Wi-fi: le offerte in Italia
Con Megabeam tre diversi tipi di abbonamento agli hot spot pubblici. Imminenti le proposte di Freestation. A settembre, Albacom. A ottobre, infine, Telecom ItaliaMegabeam (acquisita qualche mese fa da Telecom Italia, manca ancora il via libera dell’Autorità per la concorrenza) ha già presentato la propria offerta Wi-Fi, articolata in tre tariffe. Un po’ in sordina: le trombe dei comunicati stampa hanno suonato debolmente, giungendo alle orecchie di pochi media.
Eppure la proposta Megabeam è interessante, perché punta a soddisfare utenti con necessità differenti e giunge in un momento caldo per il Wi-Fi, dopo il decreto Gasparri di liberalizzazione. Ci sono tre offerte: Now, One Day e No Stop. La prima costa 9,60 euro e concede un’ora complessiva di connessione. 24 ore con la seconda, al prezzo di 19,90 euro. 30 giorni con la terza, a 90 euro.
I prezzi sono scontati, rispettivamente, a 6,50, 12,90 e 60 euro per le attivazioni fatte entro il 31 luglio. L’addebito scatta dopo il primo log in al servizio. Il credito incluso nelle schede ha una durata solare: prescinde dal tempo effettivo di connessione. Per esempio, con un voucher No Stop, si potrà navigare senza limiti per i 30 giorni successivi alla prima connessione. Diciotto, finora, gli hot spot disponibili, concentrati in hotel e aeroporti del Centro-Nord.
Sono prezzi in linea con gli standard europei: con BT Openzone (80 hot spot nel Regno Unito), si pagano per esempio 85 sterline per un mese, 15 per 24 ore e 6 per un’ora. 90 euro al mese con Kubi Wireless (14 hot spot in Spagna).
Megabeam è per ora il solo operatore italiano a avere tariffe ufficiali Wi-Fi in senso stretto.
No Cable, infatti, offre pacchetti multiservizio: Wi-Fi, Adsl e Gprs.

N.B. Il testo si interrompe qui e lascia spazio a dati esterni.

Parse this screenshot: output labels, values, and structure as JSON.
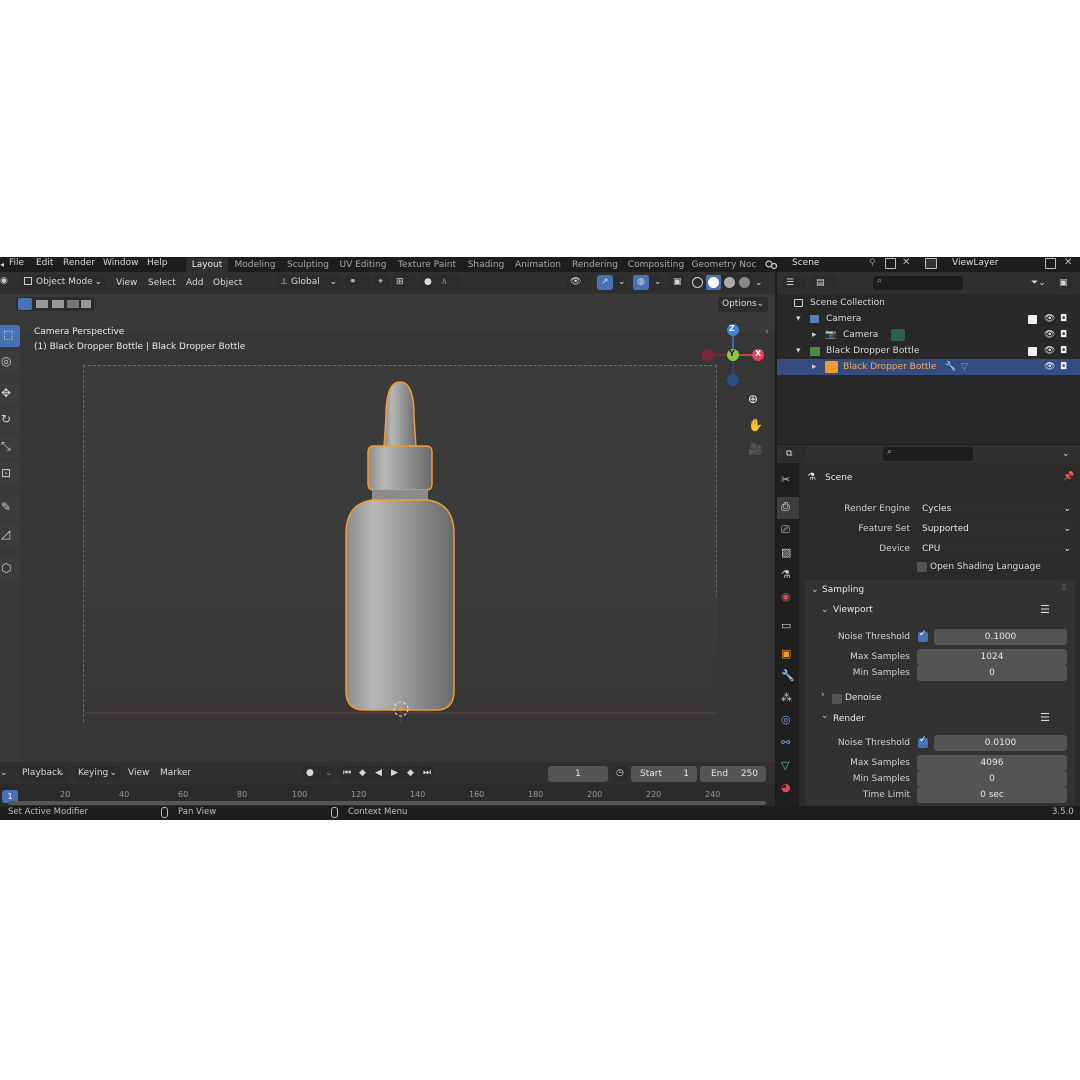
{
  "menu": [
    "File",
    "Edit",
    "Render",
    "Window",
    "Help"
  ],
  "workspaces": [
    "Layout",
    "Modeling",
    "Sculpting",
    "UV Editing",
    "Texture Paint",
    "Shading",
    "Animation",
    "Rendering",
    "Compositing",
    "Geometry Noc"
  ],
  "active_workspace": "Layout",
  "scene_name": "Scene",
  "view_layer": "ViewLayer",
  "viewport": {
    "mode": "Object Mode",
    "menus": [
      "View",
      "Select",
      "Add",
      "Object"
    ],
    "orientation": "Global",
    "options": "Options",
    "overlay_title": "Camera Perspective",
    "overlay_subtitle": "(1) Black Dropper Bottle | Black Dropper Bottle",
    "gizmo_axes": [
      "Z",
      "Y",
      "X"
    ]
  },
  "timeline": {
    "menus": [
      "Playback",
      "Keying",
      "View",
      "Marker"
    ],
    "current_frame": "1",
    "start_label": "Start",
    "start": "1",
    "end_label": "End",
    "end": "250",
    "ruler": [
      "1",
      "20",
      "40",
      "60",
      "80",
      "100",
      "120",
      "140",
      "160",
      "180",
      "200",
      "220",
      "240"
    ]
  },
  "status": {
    "left": "Set Active Modifier",
    "middle": "Pan View",
    "right": "Context Menu",
    "version": "3.5.0"
  },
  "outliner": {
    "rows": [
      {
        "label": "Scene Collection"
      },
      {
        "label": "Camera"
      },
      {
        "label": "Camera"
      },
      {
        "label": "Black Dropper Bottle"
      },
      {
        "label": "Black Dropper Bottle"
      }
    ]
  },
  "properties": {
    "header": "Scene",
    "render_engine_label": "Render Engine",
    "render_engine": "Cycles",
    "feature_set_label": "Feature Set",
    "feature_set": "Supported",
    "device_label": "Device",
    "device": "CPU",
    "osl_label": "Open Shading Language",
    "sampling": "Sampling",
    "viewport_section": "Viewport",
    "vp_noise_label": "Noise Threshold",
    "vp_noise": "0.1000",
    "vp_max_label": "Max Samples",
    "vp_max": "1024",
    "vp_min_label": "Min Samples",
    "vp_min": "0",
    "denoise": "Denoise",
    "render_section": "Render",
    "r_noise_label": "Noise Threshold",
    "r_noise": "0.0100",
    "r_max_label": "Max Samples",
    "r_max": "4096",
    "r_min_label": "Min Samples",
    "r_min": "0",
    "time_limit_label": "Time Limit",
    "time_limit": "0 sec"
  },
  "colors": {
    "accent": "#4772b3",
    "selection_outline": "#f29b2c",
    "axis_x": "#e2435a",
    "axis_y": "#8dc63f",
    "axis_z": "#3f7fd8"
  }
}
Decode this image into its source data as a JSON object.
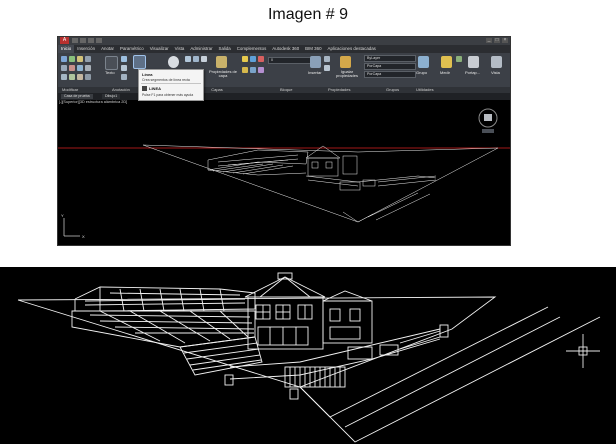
{
  "caption": "Imagen # 9",
  "app": {
    "menu_tabs": [
      "Inicio",
      "Inserción",
      "Anotar",
      "Paramétrico",
      "Visualizar",
      "Vista",
      "Administrar",
      "Salida",
      "Complementos",
      "Autodesk 360",
      "BIM 360",
      "Aplicaciones destacadas"
    ],
    "active_tab": "Inicio",
    "ribbon": {
      "draw_big_label": "Texto",
      "layers_label": "Propiedades de capa",
      "insert_label": "Insertar",
      "match_label": "Igualar propiedades",
      "color_value": "ByLayer",
      "linetype_value": "PorCapa",
      "lineweight_value": "PorCapa",
      "group_label": "Grupo",
      "measure_label": "Medir",
      "paste_label": "Portap...",
      "view_label": "Vista"
    },
    "panels": [
      "Modificar",
      "Anotación",
      "Capas",
      "Bloque",
      "Propiedades",
      "Grupos",
      "Utilidades"
    ],
    "file_tabs": [
      "Casa de prueba",
      "Dibujo1"
    ],
    "viewport_label": "[-][Superior][3D estructura alámbrica 2D]",
    "tooltip": {
      "title": "Línea",
      "description": "Crea segmentos de línea recta",
      "command": "LINEA",
      "help": "Pulse F1 para obtener más ayuda"
    },
    "ucs": {
      "x_label": "X",
      "y_label": "Y"
    }
  },
  "colors": {
    "ribbon_bg": "#3c4047",
    "viewport_bg": "#000000",
    "wire": "#f2f2f2",
    "red_axis": "#d81f1f",
    "accent": "#b8312f"
  }
}
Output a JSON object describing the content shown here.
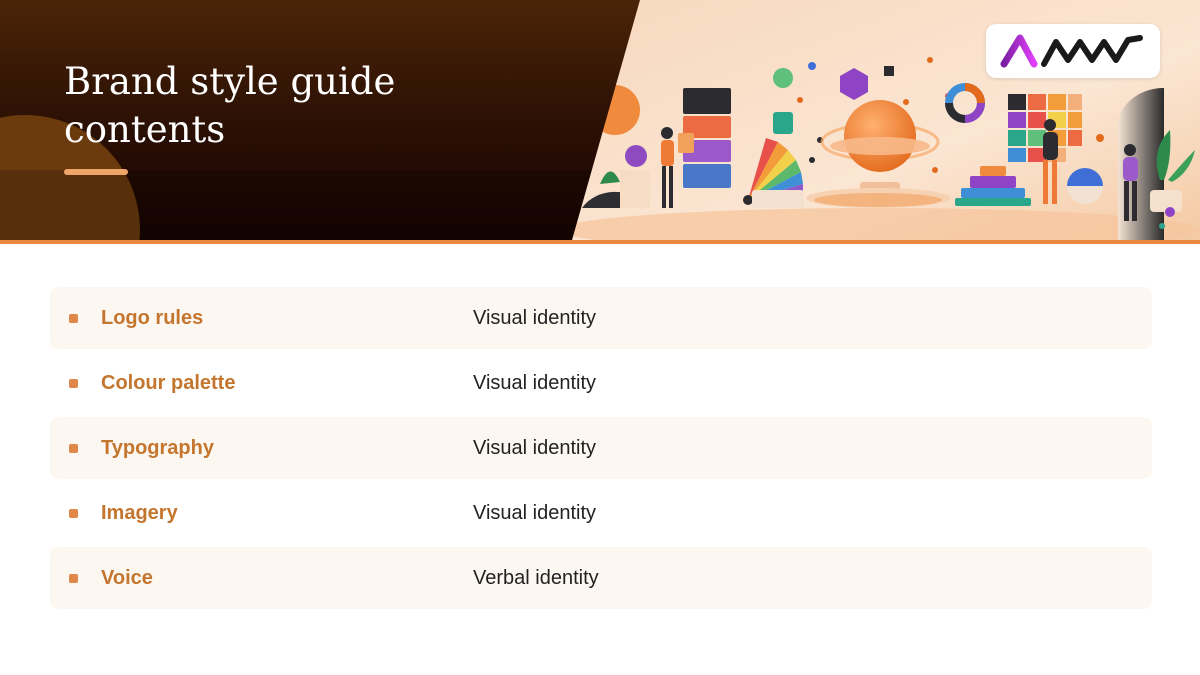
{
  "header": {
    "title": "Brand style guide contents",
    "logo_text": "AMW"
  },
  "rows": [
    {
      "label": "Logo rules",
      "value": "Visual identity"
    },
    {
      "label": "Colour palette",
      "value": "Visual identity"
    },
    {
      "label": "Typography",
      "value": "Visual identity"
    },
    {
      "label": "Imagery",
      "value": "Visual identity"
    },
    {
      "label": "Voice",
      "value": "Verbal identity"
    }
  ],
  "colors": {
    "accent": "#e8873e",
    "label_text": "#c4762f",
    "row_shade": "#fdf7f1",
    "banner_dark": "#2a0f04"
  },
  "icons": [
    "decorative-illustration",
    "brand-logo"
  ]
}
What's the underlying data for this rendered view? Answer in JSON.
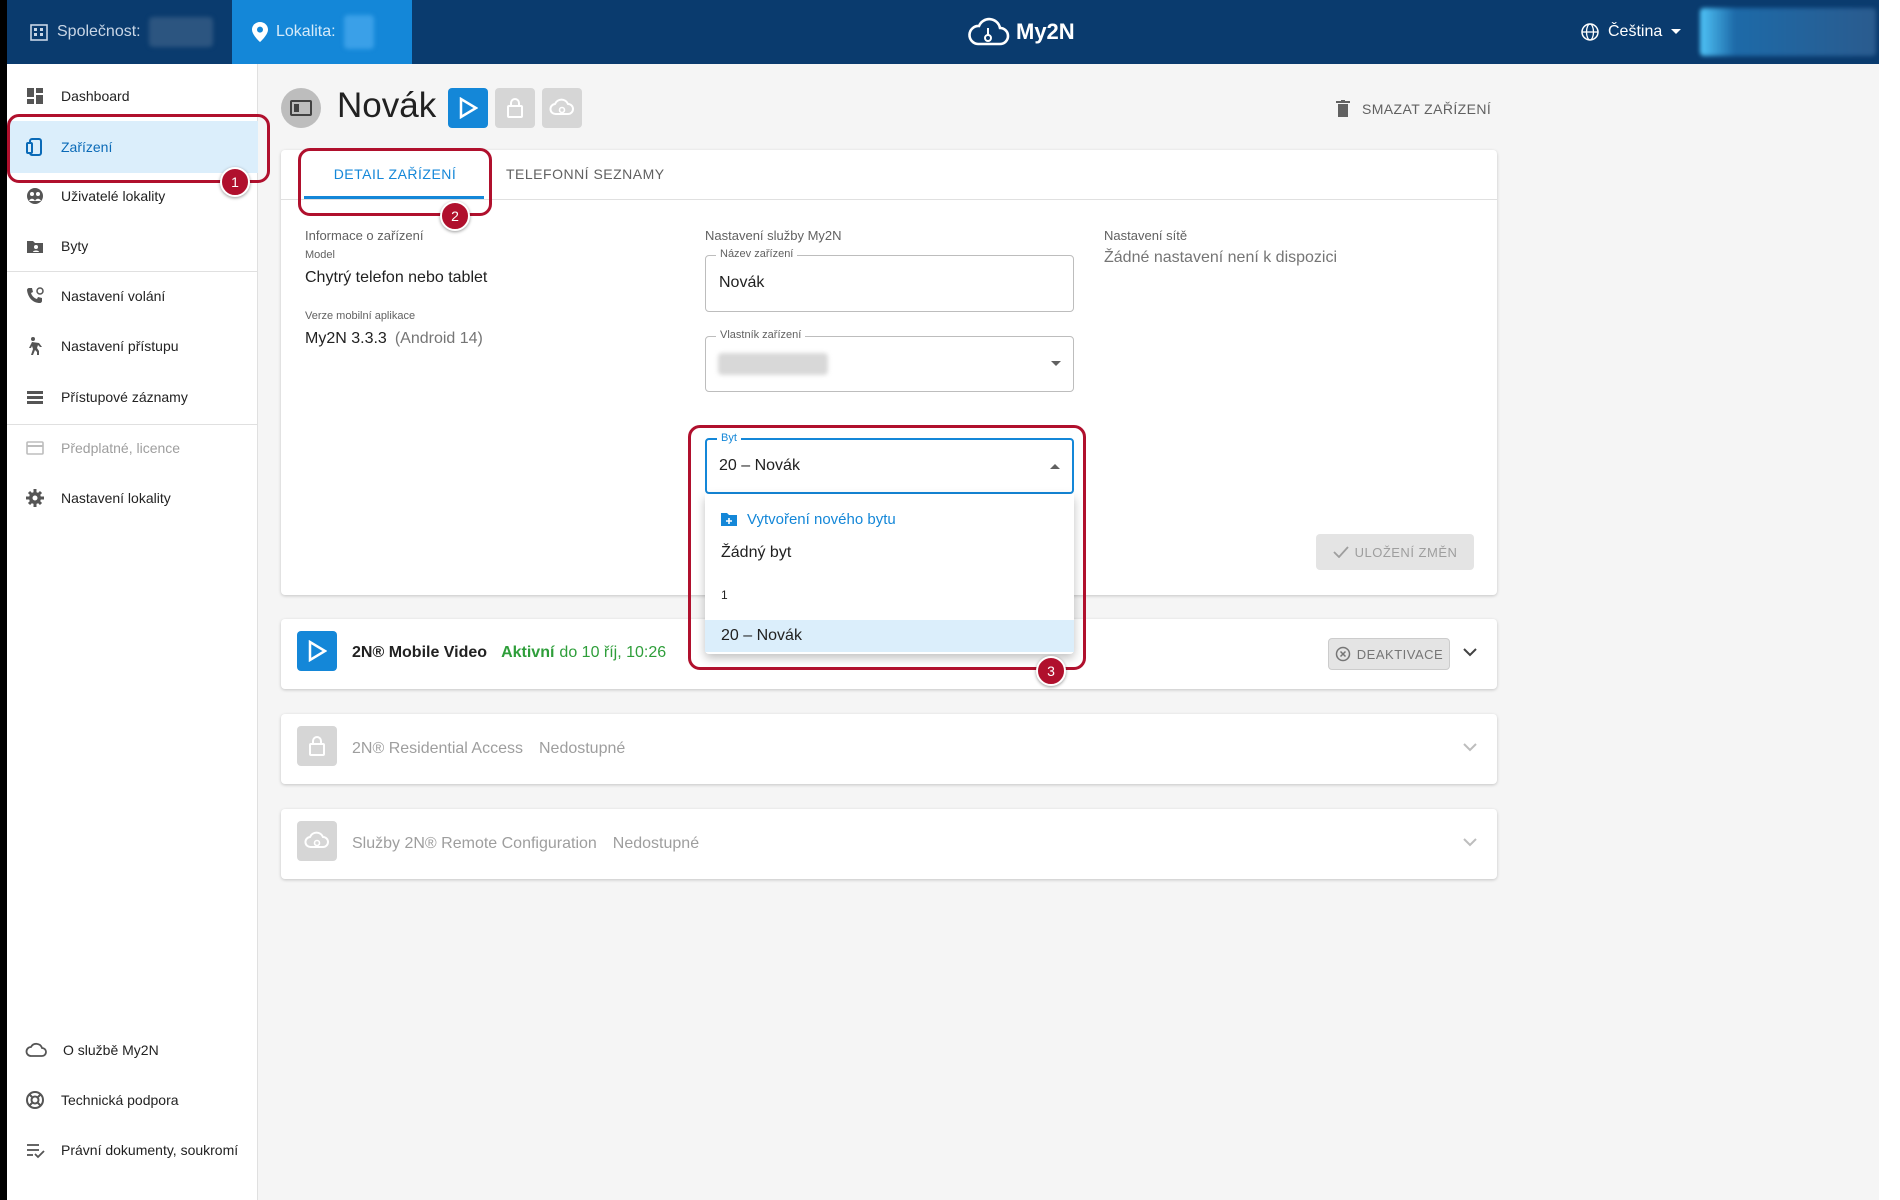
{
  "header": {
    "company_label": "Společnost:",
    "location_label": "Lokalita:",
    "app_name": "My2N",
    "language": "Čeština"
  },
  "sidebar": {
    "items": [
      {
        "label": "Dashboard",
        "icon": "dashboard-icon"
      },
      {
        "label": "Zařízení",
        "icon": "device-icon",
        "active": true
      },
      {
        "label": "Uživatelé lokality",
        "icon": "users-icon"
      },
      {
        "label": "Byty",
        "icon": "apartment-icon"
      },
      {
        "label": "Nastavení volání",
        "icon": "call-settings-icon"
      },
      {
        "label": "Nastavení přístupu",
        "icon": "access-icon"
      },
      {
        "label": "Přístupové záznamy",
        "icon": "access-log-icon"
      },
      {
        "label": "Předplatné, licence",
        "icon": "subscription-icon",
        "disabled": true
      },
      {
        "label": "Nastavení lokality",
        "icon": "gear-icon"
      }
    ],
    "bottom": [
      {
        "label": "O službě My2N",
        "icon": "cloud-icon"
      },
      {
        "label": "Technická podpora",
        "icon": "support-icon"
      },
      {
        "label": "Právní dokumenty, soukromí",
        "icon": "legal-icon"
      }
    ]
  },
  "page": {
    "title": "Novák",
    "delete_label": "SMAZAT ZAŘÍZENÍ"
  },
  "tabs": [
    "DETAIL ZAŘÍZENÍ",
    "TELEFONNÍ SEZNAMY"
  ],
  "info": {
    "heading": "Informace o zařízení",
    "model_label": "Model",
    "model_value": "Chytrý telefon nebo tablet",
    "version_label": "Verze mobilní aplikace",
    "version_value": "My2N 3.3.3",
    "version_extra": "(Android 14)"
  },
  "service": {
    "heading": "Nastavení služby My2N",
    "name_label": "Název zařízení",
    "name_value": "Novák",
    "owner_label": "Vlastník zařízení",
    "apartment_label": "Byt",
    "apartment_value": "20 – Novák"
  },
  "network": {
    "heading": "Nastavení sítě",
    "text": "Žádné nastavení není k dispozici"
  },
  "dropdown": {
    "items": [
      "Vytvoření nového bytu",
      "Žádný byt",
      "1",
      "20 – Novák"
    ]
  },
  "save_label": "ULOŽENÍ ZMĚN",
  "services": [
    {
      "name": "2N® Mobile Video",
      "status": "Aktivní",
      "until": "do 10 říj, 10:26",
      "button": "DEAKTIVACE"
    },
    {
      "name": "2N® Residential Access",
      "status": "Nedostupné"
    },
    {
      "name": "Služby 2N® Remote Configuration",
      "status": "Nedostupné"
    }
  ],
  "annotations": [
    "1",
    "2",
    "3"
  ],
  "colors": {
    "topbar": "#0a3b6e",
    "accent": "#1487d8",
    "annotation": "#b0102d",
    "active_green": "#2e9e3a"
  }
}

Freestation sta invece per lanciare il proprio pacchetto. Sarà fino al 1 ottobre in promozione al costo di 6 euro circa mensili flat rate, annuncia l’amministratore delegato, Maurizio Orlando. La risposta di Albacom arriverà invece a settembre. Dal 1 ottobre, le tariffe ufficiali di Telecom. Fino a quella data, la navigazione sarà gratuita per i suoi utenti broadband.
È un quadro soggetto a modifiche di settimana in settimana: il settore è ancora nelle prime fasi dello sviluppo, in Italia. I piani tariffari di Megabeam potrebbero cambiare, per esempio, se Telecom Italia riuscirà a perfezionarne l’acquisto. Il responso dell’antitrust dovrebbe arrivare nelle prossime settimane.